La question du pouvoir n'était pas encore tranchée. Elle traine en langueur. Elle continuait à animer les débats ou même parfois envenimer les esprits pour exacerber leurs animosités et davantage les diviser au lieu de les unir, les souder. Telle une question récurrente, elle revient toujours au devant de la scène, redondante, enquiquinante, comme une dispute d'héritiers qui ont pris ce plaisir à se déchirer en public, tout le temps mécontents de la part qui leur revient de droit.

L'indépendance, ce naufrage terrible de nos espoirs, ne put casser les barrières humaines dressées devant son accomplissement! Dieu, comme nous étions déçus par l'accaparement de l'Algérie, son histoire et le devenir de son peuple par ces fats prébendiers, appuyés par l'armée de l'extérieur dans leur mouvement.
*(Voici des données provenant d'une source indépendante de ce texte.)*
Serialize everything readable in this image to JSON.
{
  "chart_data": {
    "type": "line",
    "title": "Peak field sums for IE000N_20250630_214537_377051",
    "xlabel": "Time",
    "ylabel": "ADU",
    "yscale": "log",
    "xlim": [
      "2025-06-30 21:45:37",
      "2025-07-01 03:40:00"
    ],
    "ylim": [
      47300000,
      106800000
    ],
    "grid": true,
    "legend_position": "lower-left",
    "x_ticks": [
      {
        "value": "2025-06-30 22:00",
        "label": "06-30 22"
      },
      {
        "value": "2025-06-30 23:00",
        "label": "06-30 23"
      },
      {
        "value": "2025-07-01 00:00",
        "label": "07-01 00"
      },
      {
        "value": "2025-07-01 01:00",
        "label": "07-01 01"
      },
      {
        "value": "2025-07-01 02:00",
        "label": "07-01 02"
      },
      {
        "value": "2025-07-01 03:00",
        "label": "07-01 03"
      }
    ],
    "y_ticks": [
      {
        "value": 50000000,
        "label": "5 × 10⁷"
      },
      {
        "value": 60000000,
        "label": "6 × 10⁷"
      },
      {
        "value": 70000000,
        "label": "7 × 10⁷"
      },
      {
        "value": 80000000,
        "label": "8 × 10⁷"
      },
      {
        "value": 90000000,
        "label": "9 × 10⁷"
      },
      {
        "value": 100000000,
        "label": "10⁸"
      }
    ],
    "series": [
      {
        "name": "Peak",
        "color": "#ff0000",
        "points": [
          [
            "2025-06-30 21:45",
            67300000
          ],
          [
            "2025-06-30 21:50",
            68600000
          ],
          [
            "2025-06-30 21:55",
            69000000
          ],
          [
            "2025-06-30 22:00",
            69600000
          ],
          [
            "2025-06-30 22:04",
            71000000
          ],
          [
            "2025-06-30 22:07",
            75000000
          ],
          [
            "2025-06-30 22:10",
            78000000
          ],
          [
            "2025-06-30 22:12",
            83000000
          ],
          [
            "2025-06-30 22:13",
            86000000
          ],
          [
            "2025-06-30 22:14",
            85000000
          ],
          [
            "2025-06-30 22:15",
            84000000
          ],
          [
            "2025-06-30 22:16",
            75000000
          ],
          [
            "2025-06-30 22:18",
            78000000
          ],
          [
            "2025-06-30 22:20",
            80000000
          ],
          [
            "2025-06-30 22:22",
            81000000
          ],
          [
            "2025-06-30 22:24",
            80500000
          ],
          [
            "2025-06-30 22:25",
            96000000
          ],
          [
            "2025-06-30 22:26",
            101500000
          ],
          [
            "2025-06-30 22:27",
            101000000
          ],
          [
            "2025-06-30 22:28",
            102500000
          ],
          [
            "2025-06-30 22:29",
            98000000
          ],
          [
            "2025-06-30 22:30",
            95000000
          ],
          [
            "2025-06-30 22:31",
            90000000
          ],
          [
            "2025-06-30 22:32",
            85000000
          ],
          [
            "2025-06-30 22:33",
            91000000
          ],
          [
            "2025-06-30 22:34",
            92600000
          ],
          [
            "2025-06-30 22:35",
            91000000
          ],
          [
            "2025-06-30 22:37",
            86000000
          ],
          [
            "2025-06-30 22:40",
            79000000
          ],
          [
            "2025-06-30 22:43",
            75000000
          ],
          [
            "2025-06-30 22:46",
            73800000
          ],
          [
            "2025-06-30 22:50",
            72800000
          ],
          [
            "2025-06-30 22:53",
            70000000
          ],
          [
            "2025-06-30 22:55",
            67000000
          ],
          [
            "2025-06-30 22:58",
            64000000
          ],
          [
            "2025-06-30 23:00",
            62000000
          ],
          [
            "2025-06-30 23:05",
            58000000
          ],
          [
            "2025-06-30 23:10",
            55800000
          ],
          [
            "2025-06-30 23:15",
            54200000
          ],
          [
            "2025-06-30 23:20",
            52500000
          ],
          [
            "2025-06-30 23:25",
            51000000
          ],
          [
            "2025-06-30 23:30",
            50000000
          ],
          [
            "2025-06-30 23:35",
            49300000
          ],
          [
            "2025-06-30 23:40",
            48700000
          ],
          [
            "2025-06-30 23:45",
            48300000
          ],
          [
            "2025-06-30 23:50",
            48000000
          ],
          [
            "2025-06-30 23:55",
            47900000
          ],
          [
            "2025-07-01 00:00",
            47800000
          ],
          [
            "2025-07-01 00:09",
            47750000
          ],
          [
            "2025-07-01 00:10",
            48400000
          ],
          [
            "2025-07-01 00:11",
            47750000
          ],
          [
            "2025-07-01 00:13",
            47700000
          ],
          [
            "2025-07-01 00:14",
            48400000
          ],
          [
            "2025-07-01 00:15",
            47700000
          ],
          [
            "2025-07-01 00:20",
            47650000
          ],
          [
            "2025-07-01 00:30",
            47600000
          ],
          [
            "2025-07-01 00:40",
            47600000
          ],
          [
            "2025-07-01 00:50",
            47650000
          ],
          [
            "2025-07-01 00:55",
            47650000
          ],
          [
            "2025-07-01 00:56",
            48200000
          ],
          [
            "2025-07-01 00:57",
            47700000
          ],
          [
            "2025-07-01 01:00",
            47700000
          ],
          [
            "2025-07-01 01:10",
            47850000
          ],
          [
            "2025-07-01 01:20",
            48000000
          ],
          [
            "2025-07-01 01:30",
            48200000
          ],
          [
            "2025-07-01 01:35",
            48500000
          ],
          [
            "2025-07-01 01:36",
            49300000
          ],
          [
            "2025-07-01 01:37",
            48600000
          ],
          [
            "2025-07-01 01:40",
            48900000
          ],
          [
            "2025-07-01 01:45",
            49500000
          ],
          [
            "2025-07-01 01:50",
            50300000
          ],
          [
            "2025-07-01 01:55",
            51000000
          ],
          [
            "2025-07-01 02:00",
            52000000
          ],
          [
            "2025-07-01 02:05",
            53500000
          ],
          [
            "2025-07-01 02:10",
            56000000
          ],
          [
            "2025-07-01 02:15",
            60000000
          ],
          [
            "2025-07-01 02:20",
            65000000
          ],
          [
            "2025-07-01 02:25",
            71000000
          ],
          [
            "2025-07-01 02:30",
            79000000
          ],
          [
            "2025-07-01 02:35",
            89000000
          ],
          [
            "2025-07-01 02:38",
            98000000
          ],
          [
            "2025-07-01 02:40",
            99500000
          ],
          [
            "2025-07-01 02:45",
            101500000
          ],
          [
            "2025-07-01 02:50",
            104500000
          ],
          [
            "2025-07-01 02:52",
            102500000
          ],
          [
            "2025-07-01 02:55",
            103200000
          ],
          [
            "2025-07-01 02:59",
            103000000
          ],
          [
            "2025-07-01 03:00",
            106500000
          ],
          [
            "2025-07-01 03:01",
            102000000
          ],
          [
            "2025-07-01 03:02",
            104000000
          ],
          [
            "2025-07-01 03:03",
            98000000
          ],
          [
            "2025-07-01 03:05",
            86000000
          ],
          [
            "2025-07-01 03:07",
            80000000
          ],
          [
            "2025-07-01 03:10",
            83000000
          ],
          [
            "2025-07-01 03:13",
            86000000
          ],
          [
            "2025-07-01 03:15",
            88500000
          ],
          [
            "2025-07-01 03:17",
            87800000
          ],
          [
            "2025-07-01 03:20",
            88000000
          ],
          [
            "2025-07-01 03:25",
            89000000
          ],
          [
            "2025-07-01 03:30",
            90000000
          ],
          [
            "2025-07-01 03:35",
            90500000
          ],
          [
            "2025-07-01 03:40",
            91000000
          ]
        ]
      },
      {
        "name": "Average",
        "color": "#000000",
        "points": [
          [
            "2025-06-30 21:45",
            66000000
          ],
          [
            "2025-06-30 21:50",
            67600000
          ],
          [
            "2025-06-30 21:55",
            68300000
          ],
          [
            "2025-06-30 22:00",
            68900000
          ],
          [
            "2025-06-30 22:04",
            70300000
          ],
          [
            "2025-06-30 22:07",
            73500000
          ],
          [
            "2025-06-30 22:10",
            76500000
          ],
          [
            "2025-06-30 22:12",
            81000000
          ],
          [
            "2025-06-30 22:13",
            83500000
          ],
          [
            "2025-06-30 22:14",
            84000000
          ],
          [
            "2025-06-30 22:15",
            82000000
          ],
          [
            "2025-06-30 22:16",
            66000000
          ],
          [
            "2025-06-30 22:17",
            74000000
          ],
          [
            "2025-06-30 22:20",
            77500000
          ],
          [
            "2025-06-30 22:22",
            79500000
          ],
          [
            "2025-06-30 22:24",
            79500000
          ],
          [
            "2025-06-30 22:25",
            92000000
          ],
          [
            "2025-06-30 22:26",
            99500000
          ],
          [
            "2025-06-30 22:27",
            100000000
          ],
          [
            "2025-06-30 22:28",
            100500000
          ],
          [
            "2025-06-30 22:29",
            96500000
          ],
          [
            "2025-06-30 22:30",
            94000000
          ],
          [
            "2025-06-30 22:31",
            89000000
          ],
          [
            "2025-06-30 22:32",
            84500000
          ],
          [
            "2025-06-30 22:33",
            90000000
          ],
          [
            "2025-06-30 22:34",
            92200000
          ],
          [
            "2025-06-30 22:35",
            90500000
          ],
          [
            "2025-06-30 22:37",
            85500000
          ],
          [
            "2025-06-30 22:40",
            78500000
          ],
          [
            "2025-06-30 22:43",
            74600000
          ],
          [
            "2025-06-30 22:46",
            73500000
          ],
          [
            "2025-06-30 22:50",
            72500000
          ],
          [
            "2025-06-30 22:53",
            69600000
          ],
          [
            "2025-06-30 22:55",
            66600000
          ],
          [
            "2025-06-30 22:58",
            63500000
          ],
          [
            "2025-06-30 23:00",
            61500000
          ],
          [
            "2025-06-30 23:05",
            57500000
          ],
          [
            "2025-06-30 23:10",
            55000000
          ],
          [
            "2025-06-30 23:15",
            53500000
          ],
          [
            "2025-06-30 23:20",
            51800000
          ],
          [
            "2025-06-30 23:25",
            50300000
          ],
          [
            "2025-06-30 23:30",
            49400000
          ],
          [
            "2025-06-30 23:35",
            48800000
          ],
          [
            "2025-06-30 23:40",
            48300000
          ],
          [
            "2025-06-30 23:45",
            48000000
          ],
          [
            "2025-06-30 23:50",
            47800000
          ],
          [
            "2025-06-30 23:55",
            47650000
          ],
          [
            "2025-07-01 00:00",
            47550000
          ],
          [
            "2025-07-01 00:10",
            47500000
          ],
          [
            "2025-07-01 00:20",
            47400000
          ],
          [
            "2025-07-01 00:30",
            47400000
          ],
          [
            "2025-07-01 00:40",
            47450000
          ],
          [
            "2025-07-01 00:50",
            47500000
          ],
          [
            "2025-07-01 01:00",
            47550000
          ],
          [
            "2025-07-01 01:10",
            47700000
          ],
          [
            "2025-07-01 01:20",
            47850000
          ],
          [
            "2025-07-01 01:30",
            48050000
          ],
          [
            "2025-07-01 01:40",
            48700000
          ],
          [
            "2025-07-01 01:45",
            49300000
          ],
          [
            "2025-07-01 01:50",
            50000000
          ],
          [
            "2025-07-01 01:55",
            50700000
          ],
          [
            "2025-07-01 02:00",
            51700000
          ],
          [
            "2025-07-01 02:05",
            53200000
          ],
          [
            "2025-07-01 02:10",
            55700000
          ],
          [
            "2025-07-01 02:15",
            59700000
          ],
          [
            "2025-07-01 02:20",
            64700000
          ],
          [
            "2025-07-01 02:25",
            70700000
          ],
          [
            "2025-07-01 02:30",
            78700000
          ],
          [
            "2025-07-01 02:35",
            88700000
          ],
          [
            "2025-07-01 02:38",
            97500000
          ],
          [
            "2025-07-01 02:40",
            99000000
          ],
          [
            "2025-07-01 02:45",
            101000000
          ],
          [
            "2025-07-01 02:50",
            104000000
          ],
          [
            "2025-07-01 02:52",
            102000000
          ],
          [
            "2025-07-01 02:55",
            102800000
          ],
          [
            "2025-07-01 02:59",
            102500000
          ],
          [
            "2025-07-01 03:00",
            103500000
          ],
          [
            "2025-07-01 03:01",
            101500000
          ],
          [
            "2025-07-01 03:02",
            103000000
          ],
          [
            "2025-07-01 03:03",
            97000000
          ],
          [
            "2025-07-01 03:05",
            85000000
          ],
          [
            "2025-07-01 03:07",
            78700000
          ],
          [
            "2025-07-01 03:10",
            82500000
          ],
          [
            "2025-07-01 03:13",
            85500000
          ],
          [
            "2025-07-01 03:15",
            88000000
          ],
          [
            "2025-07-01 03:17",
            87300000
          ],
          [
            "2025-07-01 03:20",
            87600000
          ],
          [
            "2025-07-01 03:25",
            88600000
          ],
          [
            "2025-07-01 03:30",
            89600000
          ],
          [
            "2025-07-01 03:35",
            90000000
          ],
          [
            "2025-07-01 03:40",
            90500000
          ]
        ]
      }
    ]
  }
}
Non, il ne pouvait se résoudre à cette triste fatalité qui déchire le peuple. Indéniablement le pouvoir s'est construit forcément contre l'Algérie profonde. Il s'est renforcé contre les légitimes aspirations de son valeureux peuple. La construction du pays s'est faite aux dépens de ses réels artisans. Elle n'entrevoit aucune possible solution en dehors, bien entendu, de ce schéma qui lui trace sa trajectoire.

Nous ne devions pas oublier ces hommes et ces femmes des moments difficiles qui avaient tout sacrifié pour que vive l'Algérie dans la dignité et la liberté. Le peuple algérien avait laissé éclater sa joie sous un ciel plus bleu que jamais. La liberté, contenue et réprimée durant plus d'un siècle d'occupation, allait enfin trouver sa place en cette terre meurtrie d'Algérie.

Ils n'auront fait que violer la Révolution, volé la victoire, trafiqué l'histoire et accaparé des titres usurpés d'une fausse gloire et d'un combat trahi par des forces occultes. A défaut d'avoir libéré le pays, ils n'hésiteront pas à l'envahir, à mieux le détruire. Les combattants de l'intérieur étaient -selon la légende qui courait- contraints de se regrouper, forcés de jouer les prolongations dans l'espoir d'un nouvel repositionnement sur l'échiquier politique national.

Face à la misère, nous sommes restés vraiment accablés, désemparés, impuissants. Après la liesse de la liberté retrouvée, la réalité s'impose dans sa triste laideur et farouche détermination. Le regard affligé mais digne des veuves des martyrs et des orphelins symbolisait la triste image de nos compagnons morts aux combats, qui revenaient souvent dans les débats.

Même en perdant beaucoup de sa substance, il s'efforçait de garder les apparences, en dépit du doute et de la suspicion logiques qui l'entouraient. Des esprits tordus ont longtemps manœuvré dans les coulisses pour faire glisser le débat vers les chemins tortueux, qui ne sauront ramener aucune utilité pour la nation.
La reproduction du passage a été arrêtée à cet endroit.